Oil and natural gas exploration and production firm, Marathon Oil Corp. (MRO) has signed a definitive contract with Det norske oljeselskap ASA to sell its Norway operations. Marathon Oil will likely receive $2.1 billion in net proceeds − after adjusting debt, net working capital and interest on purchase price − from the Norway-based energy firm which is involved in upstream operations. The deal is slated for a fourth quarter closure, subject to regulatory approvals.
The divestiture favors Marathon Oil’s long-term growth plans in which its Norway assets do not fit. Marathon Oil added that the to-be sold Norwegian properties contributed roughly 80,000 barrels of oil equivalent (BOE) every day to its total output in 2013.
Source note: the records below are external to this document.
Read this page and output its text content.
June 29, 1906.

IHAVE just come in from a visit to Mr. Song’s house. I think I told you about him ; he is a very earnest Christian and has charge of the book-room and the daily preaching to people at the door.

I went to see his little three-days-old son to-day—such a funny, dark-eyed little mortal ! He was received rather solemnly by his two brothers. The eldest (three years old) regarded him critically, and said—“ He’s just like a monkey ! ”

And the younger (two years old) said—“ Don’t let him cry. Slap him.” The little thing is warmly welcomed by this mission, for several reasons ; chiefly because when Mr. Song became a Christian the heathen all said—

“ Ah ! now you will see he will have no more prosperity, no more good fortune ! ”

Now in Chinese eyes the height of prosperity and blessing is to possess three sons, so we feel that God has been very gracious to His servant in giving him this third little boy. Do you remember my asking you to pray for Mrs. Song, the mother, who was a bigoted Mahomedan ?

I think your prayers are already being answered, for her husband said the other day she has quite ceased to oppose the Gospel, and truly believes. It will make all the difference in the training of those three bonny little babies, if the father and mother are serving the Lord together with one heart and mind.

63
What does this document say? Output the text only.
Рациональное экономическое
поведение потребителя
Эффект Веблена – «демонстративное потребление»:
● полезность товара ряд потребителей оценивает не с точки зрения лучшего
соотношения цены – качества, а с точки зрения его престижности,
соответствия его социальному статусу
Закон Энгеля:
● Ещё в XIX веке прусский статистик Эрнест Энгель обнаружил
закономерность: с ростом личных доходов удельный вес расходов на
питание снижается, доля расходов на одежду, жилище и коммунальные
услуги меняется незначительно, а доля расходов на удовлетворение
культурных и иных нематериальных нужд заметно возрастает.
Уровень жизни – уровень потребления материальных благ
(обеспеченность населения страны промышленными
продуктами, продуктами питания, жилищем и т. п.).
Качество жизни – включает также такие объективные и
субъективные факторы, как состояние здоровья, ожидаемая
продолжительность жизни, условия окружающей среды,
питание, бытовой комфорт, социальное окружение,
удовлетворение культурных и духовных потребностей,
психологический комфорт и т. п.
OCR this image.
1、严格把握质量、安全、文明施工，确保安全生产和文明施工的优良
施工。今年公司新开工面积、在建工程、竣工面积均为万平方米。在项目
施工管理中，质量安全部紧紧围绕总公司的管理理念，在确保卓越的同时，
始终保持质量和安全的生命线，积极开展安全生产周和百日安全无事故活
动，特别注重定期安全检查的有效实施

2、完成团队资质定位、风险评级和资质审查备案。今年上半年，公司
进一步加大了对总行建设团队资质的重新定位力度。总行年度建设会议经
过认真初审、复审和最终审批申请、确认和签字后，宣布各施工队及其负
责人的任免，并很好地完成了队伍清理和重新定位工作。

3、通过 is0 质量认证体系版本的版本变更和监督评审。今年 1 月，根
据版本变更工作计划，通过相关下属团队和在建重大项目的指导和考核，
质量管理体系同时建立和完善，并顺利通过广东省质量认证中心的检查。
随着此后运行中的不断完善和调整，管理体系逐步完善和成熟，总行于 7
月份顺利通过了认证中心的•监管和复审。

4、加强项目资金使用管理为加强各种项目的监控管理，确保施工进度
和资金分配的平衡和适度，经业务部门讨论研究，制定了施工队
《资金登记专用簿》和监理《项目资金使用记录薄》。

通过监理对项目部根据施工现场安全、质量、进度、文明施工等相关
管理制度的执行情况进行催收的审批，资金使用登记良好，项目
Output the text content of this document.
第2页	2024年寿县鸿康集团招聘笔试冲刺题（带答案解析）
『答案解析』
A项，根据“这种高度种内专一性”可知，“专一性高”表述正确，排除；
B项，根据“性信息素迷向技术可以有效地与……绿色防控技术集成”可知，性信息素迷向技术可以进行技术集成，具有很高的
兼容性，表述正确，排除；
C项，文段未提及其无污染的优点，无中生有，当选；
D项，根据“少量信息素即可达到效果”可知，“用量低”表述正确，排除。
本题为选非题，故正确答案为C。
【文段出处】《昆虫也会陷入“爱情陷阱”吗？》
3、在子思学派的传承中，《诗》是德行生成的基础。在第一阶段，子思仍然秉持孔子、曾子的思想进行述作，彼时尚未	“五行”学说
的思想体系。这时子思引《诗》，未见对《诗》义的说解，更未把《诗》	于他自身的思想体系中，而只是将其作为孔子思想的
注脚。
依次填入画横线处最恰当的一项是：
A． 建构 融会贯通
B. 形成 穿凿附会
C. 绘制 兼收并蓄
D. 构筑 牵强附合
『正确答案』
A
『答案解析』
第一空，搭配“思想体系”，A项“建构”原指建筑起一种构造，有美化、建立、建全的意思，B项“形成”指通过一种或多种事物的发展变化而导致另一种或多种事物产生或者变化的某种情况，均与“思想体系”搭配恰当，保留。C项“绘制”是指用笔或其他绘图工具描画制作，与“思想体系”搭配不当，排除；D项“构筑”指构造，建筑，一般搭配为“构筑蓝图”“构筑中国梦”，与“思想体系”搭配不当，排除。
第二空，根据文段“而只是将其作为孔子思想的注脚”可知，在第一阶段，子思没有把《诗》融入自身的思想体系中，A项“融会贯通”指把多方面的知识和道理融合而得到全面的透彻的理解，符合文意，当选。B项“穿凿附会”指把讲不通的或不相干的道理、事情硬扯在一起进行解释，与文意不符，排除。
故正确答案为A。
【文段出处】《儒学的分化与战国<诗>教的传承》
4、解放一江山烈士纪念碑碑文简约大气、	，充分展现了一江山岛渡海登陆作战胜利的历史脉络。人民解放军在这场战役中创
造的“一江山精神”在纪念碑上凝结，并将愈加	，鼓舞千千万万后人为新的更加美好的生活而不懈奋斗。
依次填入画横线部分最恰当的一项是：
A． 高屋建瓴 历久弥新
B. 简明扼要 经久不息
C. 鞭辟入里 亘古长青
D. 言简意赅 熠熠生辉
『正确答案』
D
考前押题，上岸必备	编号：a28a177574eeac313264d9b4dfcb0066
In Jul 2011, Marathon Oil completed the spin-off of its refining/sales business into a separate, independent and publicly traded company Marathon Petroleum Corp. (MPC). Since then, Marathon Oil has sold approximately $6.2 billion worth of non-core oil and gas properties around the world, thereby freeing up capital to concentrate on its long-term high-grade prospects.
Marathon Oil revealed that the expected proceeds from the latest deal will be spent on two purposes. The major portion is anticipated to be allocated toward the company’s strong inventory of development projects (in three profitable resource plays in U.S). The remaining part will be spent on repurchasing shares under its residual $1.5 billion buyback program and also for normal corporate activities.
Marathon Oil also announced that it has decided to retain its North Sea business, as it hasn’t received any bid that optimally values the properties.
Houston, TX-based Marathon Oil currently carries a Zacks Rank #3 (Hold), implying that it is expected to perform in line with the broader U.S. equity market over the next one to three months.
Meanwhile, one can look at better-ranked players in the energy sector like Ultra Petroleum Corp. (UPL) and Talisman Energy Inc. (TLM). Both stocks sport a Zacks Rank #1 (Strong Buy).